A $25,000 grant will be used to scale up its work and presence in the Kurdistan Region of Iraq (KRI), directly reaching 300 marginalized women with its 12-month social and economic empowerment program. The funds will establish and sustain its program in KRI through covering staff, training, communication, transportation, office and other program operation expenses. WfWI is requesting a general support grant for its work in KRI. These grant funds will be spent to support the establishment of WfWI’s KRI program office during the first half of 2018. This grant will support WfWI’s work in the Kurdistan Region of Iraq. WfWI is currently serving women in communities in the governorates of Erbil, Sulaymaniyah, and Dohuk. The project will make a sustainable difference in women’s lives through accomplishing the following: 1. Establish a local office and training center in Erbil to provide services to marginalized women. 2. Deliver WfWI’s 12-month training to 300 marginalized women. The economic empowerment component of the 12-month program will train women in the following areas: (i) numeracy skills for counting, adding/subtracting, and using money; (ii) benefits of savings, basic household budgets, and opportunities for income generation; (iii) business basics, credit, entrepreneurship, planning, selling, and bookkeeping; (iv) working in a group or cooperative, members’ rights and roles, collective decision-making; and (v) formal and informal savings and access to financial services. WfWI will also provide women with six months of vocational skills training. Guided by WfWI staff, women will choose the skill they want to develop into an income-generation activity in a process that will analyse their capacities and assets and be based on local market assessments. Local specialist trainers will be identified to provide practical hands-on training and guidance in these activities. Under the social empowerment component, women will be trained on: health and wellness; family and community decision making; social networks and safety nets; rights; and personal safety. This training will also include gender-based violence awareness and prevention. Similar to a small cash transfer, each woman will also receive a training stipend of $10 a month that she may use to meet family needs or begin saving towards her future.

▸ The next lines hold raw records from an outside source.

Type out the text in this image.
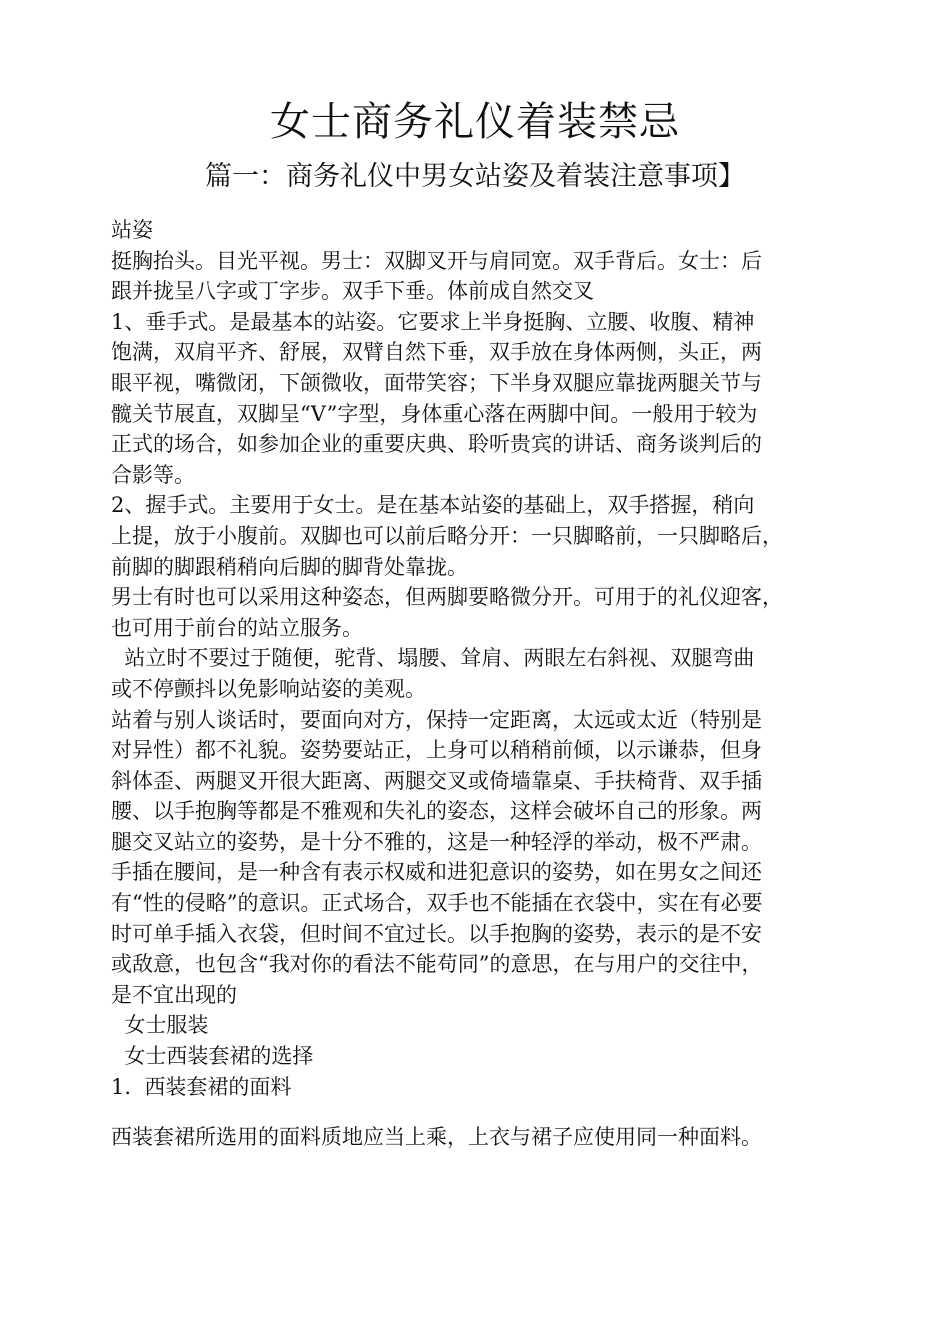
女士商务礼仪着装禁忌
篇一：商务礼仪中男女站姿及着装注意事项】
站姿
挺胸抬头。目光平视。男士：双脚叉开与肩同宽。双手背后。女士：后
跟并拢呈八字或丁字步。双手下垂。体前成自然交叉
1、垂手式。是最基本的站姿。它要求上半身挺胸、立腰、收腹、精神
饱满，双肩平齐、舒展，双臂自然下垂，双手放在身体两侧，头正，两
眼平视，嘴微闭，下颌微收，面带笑容；下半身双腿应靠拢两腿关节与
髋关节展直，双脚呈“V”字型，身体重心落在两脚中间。一般用于较为
正式的场合，如参加企业的重要庆典、聆听贵宾的讲话、商务谈判后的
合影等。
2、握手式。主要用于女士。是在基本站姿的基础上，双手搭握，稍向
上提，放于小腹前。双脚也可以前后略分开：一只脚略前，一只脚略后，
前脚的脚跟稍稍向后脚的脚背处靠拢。
男士有时也可以采用这种姿态，但两脚要略微分开。可用于的礼仪迎客，
也可用于前台的站立服务。
站立时不要过于随便，驼背、塌腰、耸肩、两眼左右斜视、双腿弯曲
或不停颤抖以免影响站姿的美观。
站着与别人谈话时，要面向对方，保持一定距离，太远或太近（特别是
对异性）都不礼貌。姿势要站正，上身可以稍稍前倾，以示谦恭，但身
斜体歪、两腿叉开很大距离、两腿交叉或倚墙靠桌、手扶椅背、双手插
腰、以手抱胸等都是不雅观和失礼的姿态，这样会破坏自己的形象。两
腿交叉站立的姿势，是十分不雅的，这是一种轻浮的举动，极不严肃。
手插在腰间，是一种含有表示权威和进犯意识的姿势，如在男女之间还
有“性的侵略”的意识。正式场合，双手也不能插在衣袋中，实在有必要
时可单手插入衣袋，但时间不宜过长。以手抱胸的姿势，表示的是不安
或敌意，也包含“我对你的看法不能苟同”的意思，在与用户的交往中，
是不宜出现的
女士服装
女士西装套裙的选择
1.  西装套裙的面料
西装套裙所选用的面料质地应当上乘，上衣与裙子应使用同一种面料。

WfWI’s program activities directly align with the Foundation’s goal, ‘to make sustainable improvements in women’s and children’s rights, education, and welfare’. This grant would support poverty reduction and improved gender equality for some of the marginalized women in the KRI. This grant supports women having full agency to determine the course of their lives, and have improved welfare that allows them to reach their full potential. WfWI program graduates have improved confidence, sustained income, increased assets, better physical health and psychological well-being, greater leadership, stronger support networks, and their children benefit from better health and educational investments. Sustainable change in women’s voice and agency. WfWI’s works with women to nurture their leadership skills and their ability to articulate their own needs, rather than being represented by others, and advocate for their rights in their families and communities. These are skills that can be used again in the future after graduation from WfWI’s program; women are supported to form savings groups and/or cooperatives which often continue after women complete the 12-month empowerment program.